There is one way--only one--to deal with him; but Robert Williams, having a brother of Penrod's age, understood that way. Robert had one dollar in the world.
He gave it to Penrod immediately. Enslaved forever, the new Rockefeller rose and went forth upon the highway, an overflowing heart bursting the floodgates of song. "In her eyes the light of love was soffly gleamun', So sweetlay, So neatlay. On the banks the moon's soff light was brightly streamun', Words of love I then spoke TO her. She was purest of the PEW-er: 'Littil sweetheart, do not sigh, Do not weep and do not cry. I will build a littil cottige just for yew-EW-EW and I.'" In fairness, it must be called to mind that boys older than Penrod have these wellings of pent melody; a wife can never tell when she is to undergo a musical morning, and even the golden wedding brings her no security, a man of ninety is liable to bust-loose in song, any time.
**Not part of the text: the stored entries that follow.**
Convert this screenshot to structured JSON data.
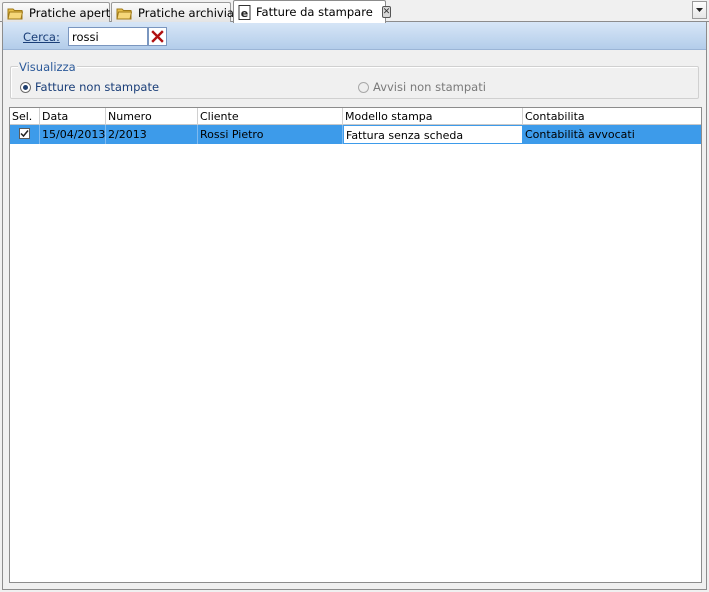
{
  "tabs": [
    {
      "label": "Pratiche aperte",
      "icon": "folder-icon"
    },
    {
      "label": "Pratiche archiviate",
      "icon": "folder-icon"
    },
    {
      "label": "Fatture da stampare",
      "icon": "document-e-icon"
    }
  ],
  "search": {
    "label": "Cerca:",
    "value": "rossi"
  },
  "view_group": {
    "legend": "Visualizza",
    "options": [
      {
        "label": "Fatture non stampate",
        "selected": true
      },
      {
        "label": "Avvisi non stampati",
        "selected": false
      }
    ]
  },
  "grid": {
    "columns": [
      "Sel.",
      "Data",
      "Numero",
      "Cliente",
      "Modello stampa",
      "Contabilita"
    ],
    "rows": [
      {
        "sel": true,
        "data": "15/04/2013",
        "numero": "2/2013",
        "cliente": "Rossi Pietro",
        "modello": "Fattura senza scheda",
        "contabilita": "Contabilità avvocati"
      }
    ]
  },
  "colors": {
    "selection": "#3d9bea",
    "search_bar": "#b3cdea",
    "accent_text": "#1a3e78"
  }
}
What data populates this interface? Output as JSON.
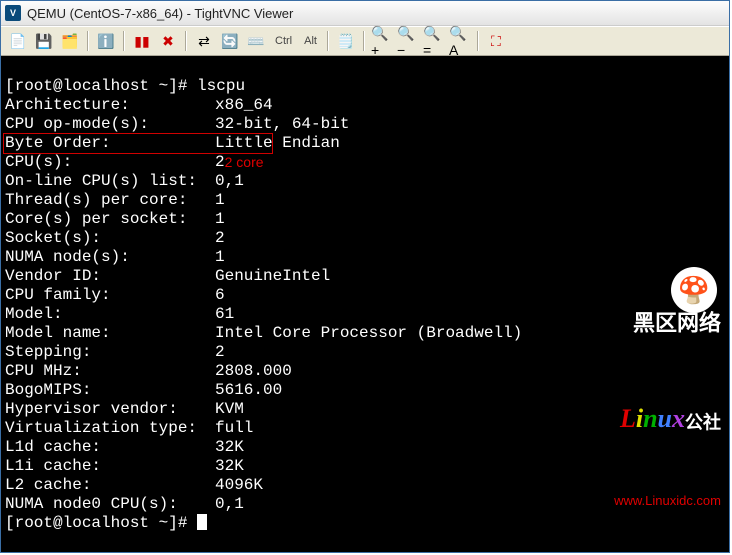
{
  "window": {
    "title": "QEMU (CentOS-7-x86_64) - TightVNC Viewer"
  },
  "toolbar": {
    "ctrl": "Ctrl",
    "alt": "Alt"
  },
  "prompt": "[root@localhost ~]#",
  "command": "lscpu",
  "lscpu": [
    {
      "key": "Architecture:",
      "val": "x86_64"
    },
    {
      "key": "CPU op-mode(s):",
      "val": "32-bit, 64-bit"
    },
    {
      "key": "Byte Order:",
      "val": "Little Endian"
    },
    {
      "key": "CPU(s):",
      "val": "2"
    },
    {
      "key": "On-line CPU(s) list:",
      "val": "0,1"
    },
    {
      "key": "Thread(s) per core:",
      "val": "1"
    },
    {
      "key": "Core(s) per socket:",
      "val": "1"
    },
    {
      "key": "Socket(s):",
      "val": "2"
    },
    {
      "key": "NUMA node(s):",
      "val": "1"
    },
    {
      "key": "Vendor ID:",
      "val": "GenuineIntel"
    },
    {
      "key": "CPU family:",
      "val": "6"
    },
    {
      "key": "Model:",
      "val": "61"
    },
    {
      "key": "Model name:",
      "val": "Intel Core Processor (Broadwell)"
    },
    {
      "key": "Stepping:",
      "val": "2"
    },
    {
      "key": "CPU MHz:",
      "val": "2808.000"
    },
    {
      "key": "BogoMIPS:",
      "val": "5616.00"
    },
    {
      "key": "Hypervisor vendor:",
      "val": "KVM"
    },
    {
      "key": "Virtualization type:",
      "val": "full"
    },
    {
      "key": "L1d cache:",
      "val": "32K"
    },
    {
      "key": "L1i cache:",
      "val": "32K"
    },
    {
      "key": "L2 cache:",
      "val": "4096K"
    },
    {
      "key": "NUMA node0 CPU(s):",
      "val": "0,1"
    }
  ],
  "annotation": "2 core",
  "watermark": {
    "brand": "黑区网络",
    "suffix": "公社",
    "url": "www.Linuxidc.com"
  }
}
Invalids murmured pitifully as Penrod came within hearing; and people trying to think cursed the day that they were born, when he went shrilling by.
His hands in his pockets, his shining face uplifted to the sky of June, he passed down the street, singing his way into the heart's deepest hatred of all who heard him. "One evuning I was sturow-ling Midst the city of the DEAD, I viewed where all a-round me Their PEACE-full graves was SPREAD. But that which touched me mostlay----" He had reached his journey's end, a junk-dealer's shop wherein lay the long-desired treasure of his soul--an accordion which might have possessed a high quality of interest for an antiquarian, being unquestionably a ruin, beautiful in decay, and quite beyond the sacrilegious reach of the restorer.